Natürlich wurde auch die Bedeutung des katholischen Lebens in den
Sondersendungen von KRO für das Schulradio nicht vergessen. Der Film
über das Leben der Missionare und die kleinen Neger, die sie
“gerettet” haben, wird nicht nur mich beeindruckt haben. Natürlich
mit dem ausdrücklichen Wunsch, das Silberpapier für sie zu retten.
Damals hat man sich nicht gefragt, warum die Leute unbedingt
Silberpapier haben wollten. Nein, man vertraute dem Boten blind.
Erst im Nachhinein habe ich verstanden, worum es ging. Das
Silberpapier konnte recycelt werden. Das Silberpapier enthielt
Stanniol, ein sehr dünnes gewalztes Zinn. Und das brachte Geld ein.

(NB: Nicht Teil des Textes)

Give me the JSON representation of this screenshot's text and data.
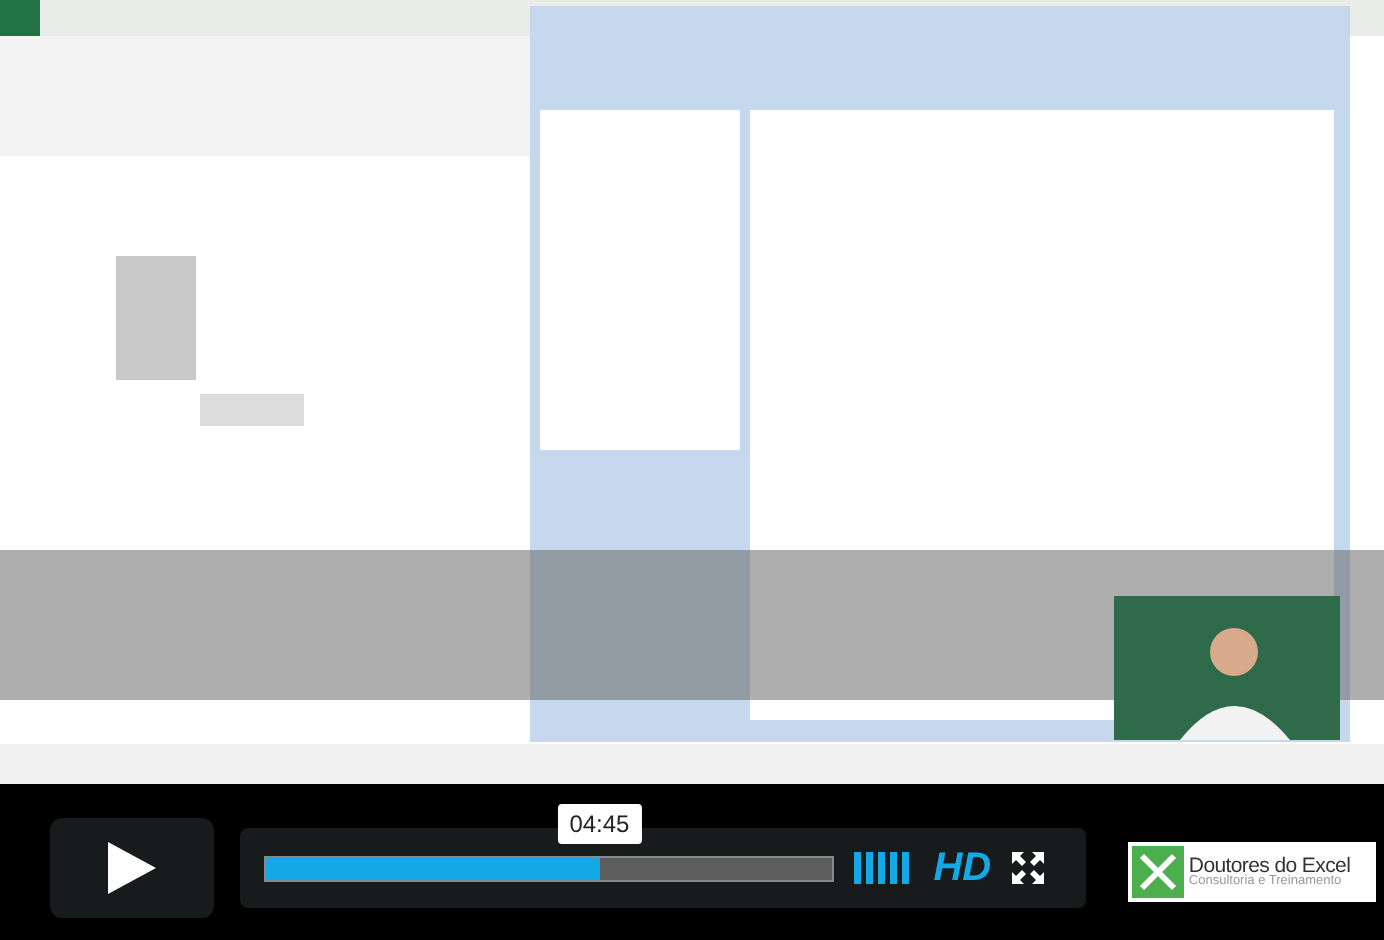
{
  "player": {
    "time_tooltip": "04:45",
    "progress": {
      "level": 0.59
    },
    "quality": "HD",
    "logo": {
      "name": "Doutores do Excel",
      "tagline": "Consultoria e Treinamento"
    }
  }
}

Es handelte sich zwar nicht um große Summen, aber es hatte einen
gewissen Wert, und damals half jedes bisschen. Man fand es in den
damaligen Zigarettenschachteln, eingewickelt in Schokolade und
Pralinen, aber auch ein-gearbeitet in die Deckel von Milchflaschen.
Die silberne Farbe hatte auch einen “symbolischen Wert”, wie manche
sagten. Mit dem Erlös aus dem Recycling konnte der Missionar, für
den es gesammelt worden war, wieder das tun, was für eine gute Sache
notwendig war: die Bewohner des Bezirks eines bestimmten Landes, in
dem er tätig war, bekehren.
Dem Schulradio ist es gut gelungen, das Interesse
aufrechtzuerhalten. Zumindest auf mich wirkten die vermittelten
Informationen immer sehr ansprechend. Das lag nicht nur an den
Themen. Wir, die Schüler, fanden meist alles gleichermaßen
interessant. Das lag auch an der Präsentation, die sich bewusst
direkt an den einzelnen Hörer richtete. Es war, als ob sich die
Redner in der Sendung direkt an “Sie” wandten, als ob Sie der
einzige Zuhörer wären; es wurden direkte und ansprechende und vor
allem lebendige Themen diskutiert. Auch die Programmmacher waren
sich der Zielgruppe, die sie vor sich hatten, bewusst.